As for my eating, I feel like I am eating a TON. I get hungry more frequently and hunger pains come on fast and furious. I think because of the intense hunger (and probably prego cravings) I have eaten a couple things, I wouldn't normally consider. For example, I've had cheeseburgers a couple of times and anything cheesy and of the Mexican variety is often on my mind. Fortunately, I have by no means let myself go. I have only gained 2-4 pounds, which is good for first trimester.

Some positive changes I have made include trying to eat A LOT more vegetables. Broccoli is a natural superfood and I love carrots and celery, so I create my own little veggie tray for snacking. I've found that cutting up a red bell pepper and taking it as a snack or part of my lunch is delicious (and high in Vitamin C). Also, I am avoiding nitrate-high foods like bacon, peperoni, cold cuts, and sausage. I never ate too much of these things before, but I am choosing to completely skip them now (bye, bye peperoni pizza and antipasto salad!). Finally, I am trying to not have too much soda or artificial sweetners. My doctor has given the okay to sucralose and aspartame, but I am happy to avoid them if I can. As a soda lover, I find that a great substitute for me right now is delicious Izze:

Izze's are 70% real fruit juice and 30% sparkling water . I love, love, love grapefruit and pomegranate. They are a great when I want something with a little natural pick-me-up (I'm not drinking any caffeine). Oh, also, I've found that the cans are cheaper than the bottles. So instead of buying the bottled Izzes in the soda aisle, head to the juice aisle, you will find the canned ones next to the Kern's.... And, now, I just talked myself into having one. It's pomegranate :)

Since being pregnant, I am drinking A LOT more water. Drinking more water is necessary when pregnant, but also just helps you feel better. You can start feeling sick if you haven't had enough water.

Finally, my most glorious accomplishment since being prego: sleep.
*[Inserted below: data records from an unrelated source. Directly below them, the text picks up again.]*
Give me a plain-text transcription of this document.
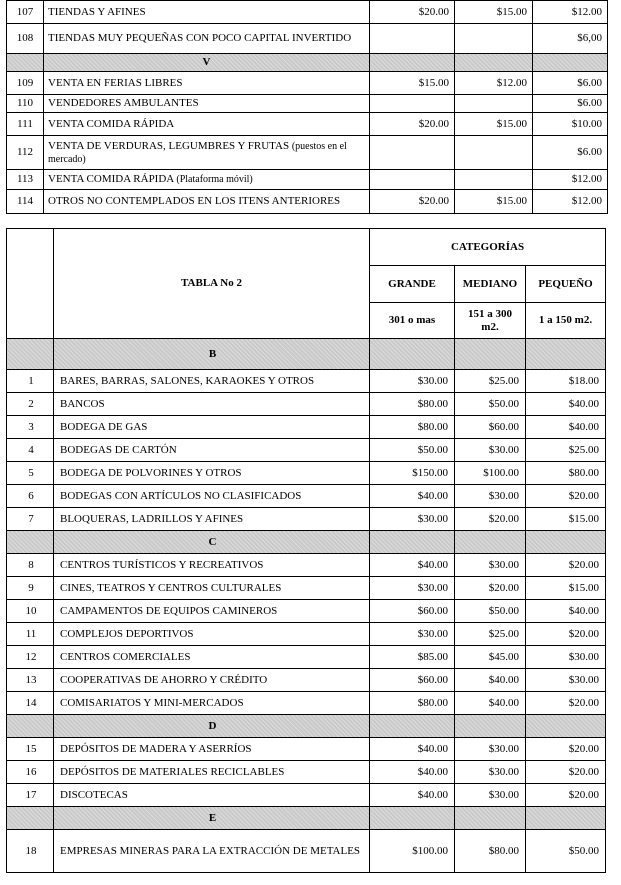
107	TIENDAS Y AFINES	$20.00	$15.00	$12.00
108	TIENDAS MUY PEQUEÑAS CON POCO CAPITAL INVERTIDO			$6,00
	V			
109	VENTA EN FERIAS LIBRES	$15.00	$12.00	$6.00
110	VENDEDORES AMBULANTES			$6.00
111	VENTA COMIDA RÁPIDA	$20.00	$15.00	$10.00
112	VENTA DE VERDURAS, LEGUMBRES Y FRUTAS (puestos en el mercado)			$6.00
113	VENTA COMIDA RÁPIDA (Plataforma móvil)			$12.00
114	OTROS NO CONTEMPLADOS EN LOS ITENS ANTERIORES	$20.00	$15.00	$12.00
	TABLA No 2	CATEGORÍAS		
		GRANDE	MEDIANO	PEQUEÑO
		301 o mas	151 a 300 m2.	1 a 150 m2.
	B			
1	BARES, BARRAS, SALONES, KARAOKES Y OTROS	$30.00	$25.00	$18.00
2	BANCOS	$80.00	$50.00	$40.00
3	BODEGA DE GAS	$80.00	$60.00	$40.00
4	BODEGAS DE CARTÓN	$50.00	$30.00	$25.00
5	BODEGA DE POLVORINES Y OTROS	$150.00	$100.00	$80.00
6	BODEGAS CON ARTÍCULOS NO CLASIFICADOS	$40.00	$30.00	$20.00
7	BLOQUERAS, LADRILLOS Y AFINES	$30.00	$20.00	$15.00
	C			
8	CENTROS TURÍSTICOS Y RECREATIVOS	$40.00	$30.00	$20.00
9	CINES, TEATROS Y CENTROS CULTURALES	$30.00	$20.00	$15.00
10	CAMPAMENTOS DE EQUIPOS CAMINEROS	$60.00	$50.00	$40.00
11	COMPLEJOS DEPORTIVOS	$30.00	$25.00	$20.00
12	CENTROS COMERCIALES	$85.00	$45.00	$30.00
13	COOPERATIVAS DE AHORRO Y CRÉDITO	$60.00	$40.00	$30.00
14	COMISARIATOS Y MINI-MERCADOS	$80.00	$40.00	$20.00
	D			
15	DEPÓSITOS DE MADERA Y ASERRÍOS	$40.00	$30.00	$20.00
16	DEPÓSITOS DE MATERIALES RECICLABLES	$40.00	$30.00	$20.00
17	DISCOTECAS	$40.00	$30.00	$20.00
	E			
18	EMPRESAS MINERAS PARA LA EXTRACCIÓN DE METALES	$100.00	$80.00	$50.00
I have never been much of a sleeper, but boy do I make time for it now! Early on, I was taking 2 hour naps, which is completely unheard of for me. Now that I am further along, I can make it through the day without a nap, but am often in bed around 9pm. The bottom line is that I am allowing myself to listen to my body. If I'm tired, I sleep. That's it.

What I am consciously aware of is that what goes in my mouth is shared by another. My body has a current tenant so I need to be sure that it's a Hilton, not some two-star hotel. And, although most of you out there are not pregnant, these changes are ones that benefit all.

Long post this time! Phew! I will try to post soon. If my dinner of Healthy Spicy Shrimp Pasta comes out delicious tonight, maybe I will pass on the recipe :)

Tuesday, January 5, 2010

Resolving to be Healthy

I'm not the type to make resolutions. However, if there was a resolution for me this year it would be to be the healthiest person I can be. This means making almost all meals at home, it means exercising, and it means allowing myself time to rest. Making my meals is somewhat challenging because it feels time-consuming, but really making our dinners is something that I enjoy. As I've said before, the more I cook, the more I love it. I love the control you have when choosing what ingredients you will be consuming. I'm always suspicious of those too good to be true "low-fat" options in restaurants.

As for exercise, I am trying to stay consistent with getting my body moving at least four days a week. For me, personally, this seems like the easiest goal to accomplish. It helps to have a work out partner (Nate), and a frequent walking buddy (Turi). I recommend that anyone who needs help with consistency finds a partner right for them.

Lastly, rest. This year I am all about allowing myself time to relax and rest when I need it. Never in my life have a been a person who requires naps. I used to feel like napping was a waste of time; sleeping happens at night. Fortunately, I don't believe this anymore. Our bodies need time to recoup. More rest means fighting off more disease and destressing. Two things that will be important to me this year.

All in all, I think 2010 will be a great, healthy year for me.